San Antonio Spurs head coach Gregg Popovich used the platform of the last pregame press conference of the NBA regular season to lash out at lawmakers over gun control.
During his rant, the outspoken firebrand suggested that freedoms granted by the Second Amendment are a “myth.” He further criticized efforts by legislators to add armed resource officers to school buildings to bolster student safety.
“They’re going to cloak all this stuff, you know, the myth of the Second Amendment, the freedom, you know it’s just a myth, it’s a joke,” he told reporters. “It’s just a game they play, that’s freedom.”
The legendary coach bashed what he called “cowardly, oblivious legislators” for their actions or inactions over the gun control issue. He even declared that U.S. public policy on guns made the country the “laughingstock” of the world.
Popovich singled out Sen. Ted Cruz (R-TX) for his support of adding armed resource officers in schools. “But Ted Cruz will fix them, because he’s going to double the number of cops in schools. That’s what he wants to do. Well, that will create a great environment. Is that freedom?”
According to ESPN, Coach Popovich also asked the gathering of journalists if any of them were presently armed.
“I just wondered because we have a governor and lieutenant governor and an attorney general that made it easier to have more guns,” he said of Texas government officials. “That was a response to our kids getting murdered. I just thought that was a little bit [of a] strange decision. It’s just me, though.”
He added a question of what it would take “to budge those people.”
Popovich criticized both parties over gun control, saying “they think we’re stupid — Republican and Democratic alike. But they might be right because they get away with that crap.”
Popovich turned his attention to the legislative controversy in Tennessee.

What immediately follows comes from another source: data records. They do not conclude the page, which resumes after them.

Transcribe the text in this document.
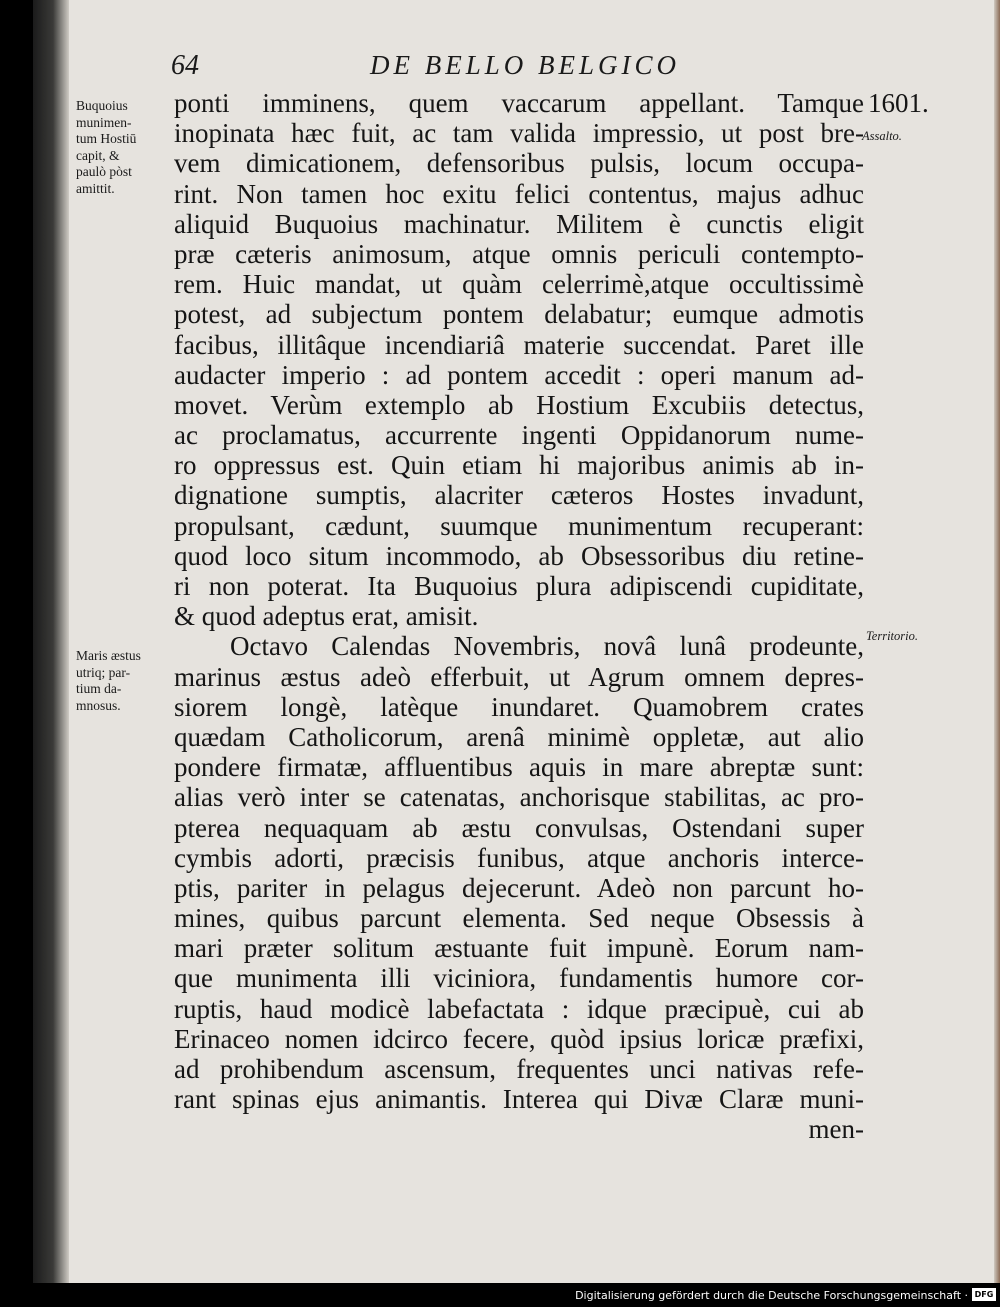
64	DE BELLO BELGICO
1601.
Buquoius
munimen-
tum Hostiū
capit, &
paulò pòst
amittit.
Maris æstus
utriq; par-
tium da-
mnosus.
Assalto.
Territorio.
ponti imminens, quem vaccarum appellant. Tamque
inopinata hæc fuit, ac tam valida impressio, ut post bre-
vem dimicationem, defensoribus pulsis, locum occupa-
rint. Non tamen hoc exitu felici contentus, majus adhuc
aliquid Buquoius machinatur. Militem è cunctis eligit
præ cæteris animosum, atque omnis periculi contempto-
rem. Huic mandat, ut quàm celerrimè,atque occultissimè
potest, ad subjectum pontem delabatur; eumque admotis
facibus, illitâque incendiariâ materie succendat. Paret ille
audacter imperio : ad pontem accedit : operi manum ad-
movet. Verùm extemplo ab Hostium Excubiis detectus,
ac proclamatus, accurrente ingenti Oppidanorum nume-
ro oppressus est. Quin etiam hi majoribus animis ab in-
dignatione sumptis, alacriter cæteros Hostes invadunt,
propulsant, cædunt, suumque munimentum recuperant:
quod loco situm incommodo, ab Obsessoribus diu retine-
ri non poterat. Ita Buquoius plura adipiscendi cupiditate,
& quod adeptus erat, amisit.
Octavo Calendas Novembris, novâ lunâ prodeunte,
marinus æstus adeò efferbuit, ut Agrum omnem depres-
siorem longè, latèque inundaret. Quamobrem crates
quædam Catholicorum, arenâ minimè oppletæ, aut alio
pondere firmatæ, affluentibus aquis in mare abreptæ sunt:
alias verò inter se catenatas, anchorisque stabilitas, ac pro-
pterea nequaquam ab æstu convulsas, Ostendani super
cymbis adorti, præcisis funibus, atque anchoris interce-
ptis, pariter in pelagus dejecerunt. Adeò non parcunt ho-
mines, quibus parcunt elementa. Sed neque Obsessis à
mari præter solitum æstuante fuit impunè. Eorum nam-
que munimenta illi viciniora, fundamentis humore cor-
ruptis, haud modicè labefactata : idque præcipuè, cui ab
Erinaceo nomen idcirco fecere, quòd ipsius loricæ præfixi,
ad prohibendum ascensum, frequentes unci nativas refe-
rant spinas ejus animantis. Interea qui Divæ Claræ muni-
men-
Digitalisierung gefördert durch die Deutsche Forschungsgemeinschaft · DFG
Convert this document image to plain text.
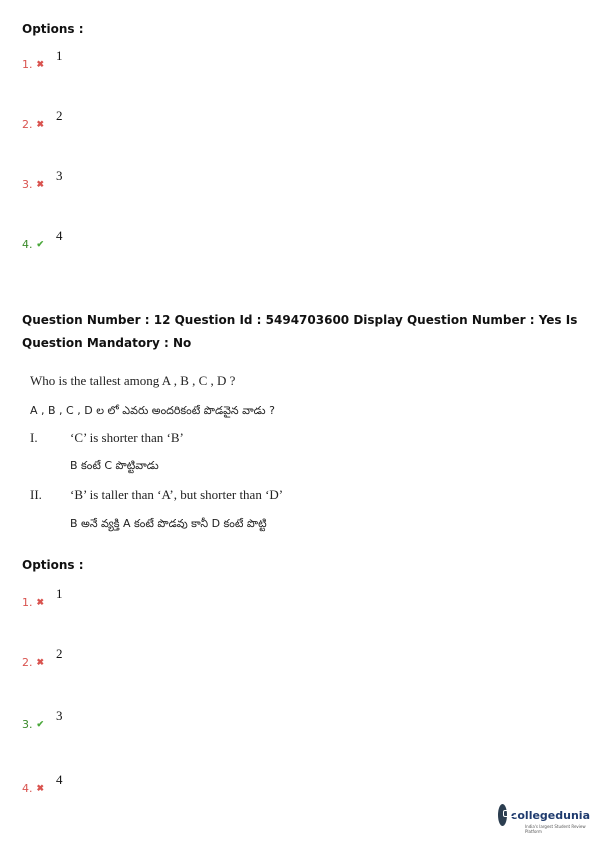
Options :
1. ✖
1
2. ✖
2
3. ✖
3
4. ✔
4
Question Number : 12 Question Id : 5494703600 Display Question Number : Yes Is Question Mandatory : No
Who is the tallest among A , B , C , D ?
A , B , C , D ల లో ఎవరు అందరికంటే పొడవైన వాడు ?
I. ‘C’ is shorter than ‘B’
B కంటే C పొట్టివాడు
II. ‘B’ is taller than ‘A’, but shorter than ‘D’
B అనే వ్యక్తి A కంటే పొడవు కానీ D కంటే పొట్టి
Options :
1. ✖
1
2. ✖
2
3. ✔
3
4. ✖
4
collegedunia
India's largest Student Review Platform
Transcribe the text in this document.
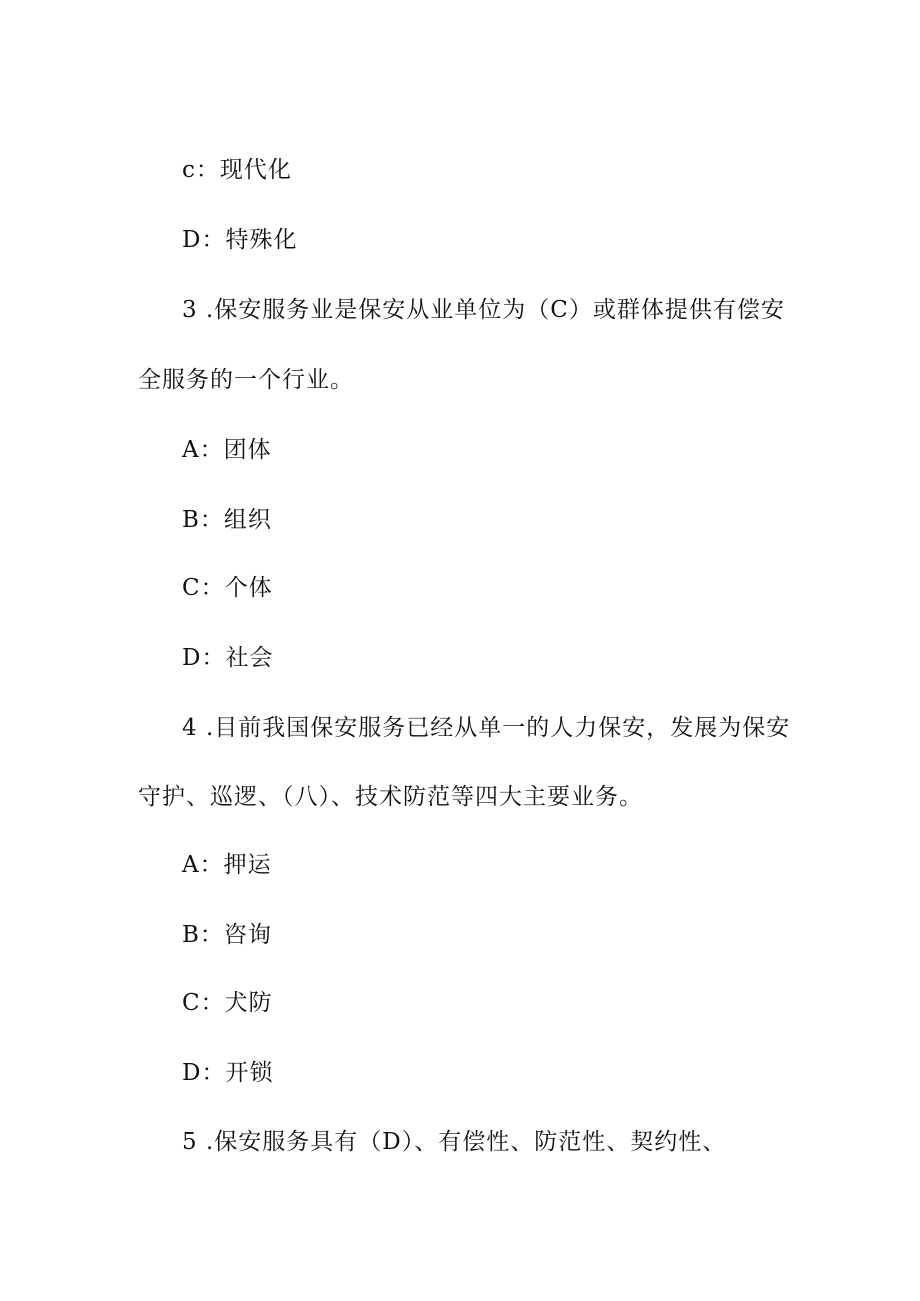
c：现代化
D：特殊化
3 .保安服务业是保安从业单位为（C）或群体提供有偿安
全服务的一个行业。
A：团体
B：组织
C：个体
D：社会
4 .目前我国保安服务已经从单一的人力保安，发展为保安
守护、巡逻、（八）、技术防范等四大主要业务。
A：押运
B：咨询
C：犬防
D：开锁
5 .保安服务具有（D）、有偿性、防范性、契约性、
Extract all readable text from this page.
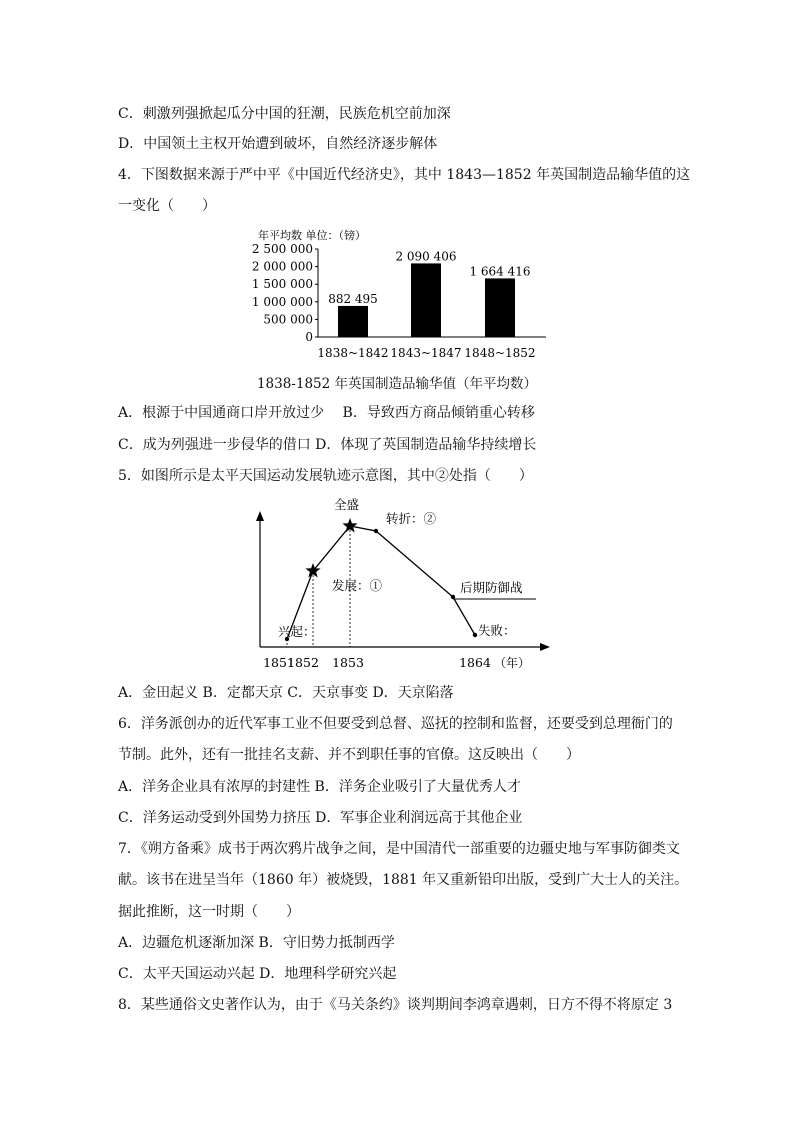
C．刺激列强掀起瓜分中国的狂潮，民族危机空前加深
D．中国领土主权开始遭到破坏，自然经济逐步解体
4．下图数据来源于严中平《中国近代经济史》，其中 1843—1852 年英国制造品输华值的这
一变化（　　）
年平均数 单位：（镑）
0
500 000
1 000 000
1 500 000
2 000 000
2 500 000
882 495
1838~1842
2 090 406
1843~1847
1 664 416
1848~1852
1838-1852 年英国制造品输华值（年平均数）
A．根源于中国通商口岸开放过少　 B．导致西方商品倾销重心转移
C．成为列强进一步侵华的借口 D．体现了英国制造品输华持续增长
5．如图所示是太平天国运动发展轨迹示意图，其中②处指（　　）
兴起：
发展：①
全盛
转折：②
后期防御战
失败：
1851
1852 1853	1864 （年）
A．金田起义 B．定都天京 C．天京事变 D．天京陷落
6．洋务派创办的近代军事工业不但要受到总督、巡抚的控制和监督，还要受到总理衙门的
节制。此外，还有一批挂名支薪、并不到职任事的官僚。这反映出（　　）
A．洋务企业具有浓厚的封建性 B．洋务企业吸引了大量优秀人才
C．洋务运动受到外国势力挤压 D．军事企业利润远高于其他企业
7．《朔方备乘》成书于两次鸦片战争之间，是中国清代一部重要的边疆史地与军事防御类文
献。该书在进呈当年（1860 年）被烧毁，1881 年又重新铅印出版，受到广大士人的关注。
据此推断，这一时期（　　）
A．边疆危机逐渐加深 B．守旧势力抵制西学
C．太平天国运动兴起 D．地理科学研究兴起
8．某些通俗文史著作认为，由于《马关条约》谈判期间李鸿章遇刺，日方不得不将原定 3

Specifically, he took aim at the turmoil over a pair of lawmakers expelled for using a bullhorn on the House floor to lead raucous gun control protests.
“Those legislators called those kids that were protesting insurrectionists. That’s hard to believe in America. But America ain’t what we thought America was. It’s changed.”
The coach clearly does not adhere to the truism of good guys with guns protecting themselves, their loved ones, and many times the innocents around them. He also ignores the obvious fact that it is armed law enforcement and first responders who we call in times of desperate need.
Further, who protected the citizens who attended the matchup between Popovich’s Spurs and the Dallas Mavericks? Armed police officers, that’s who. Not well-intentioned social workers, but good guys with guns.
Like most anti-gun zealots, the outspoken coach does not understand some very basic principles that underpin freedoms we all enjoy as Americans.
The Constitution and Bill of Rights is not a salad bar where individual ingredients may be either chosen or passed over at will. As many civil libertarians note, if one facet of freedom is voided, they are all in danger.
The day leaders may decide through unilateral action outside of the legislative process that one of our precious freedoms is nullified, there is nothing stopping them from going after others as well. The protections of the Second Amendment must be safeguarded just as those of the First. Once our leaders are ready to deal them away, what is there to prevent them from going after speech, or religion, or the press? Nothing.
The First Amendment gives Popovich the right to express his opinions, and his success as a basketball coach affords him the platform. But, just like everyone else, his opinions must be judged on their merit and validity. And calling the Second Amendment a “myth” makes it doubly difficult to put any credence into anything else he said.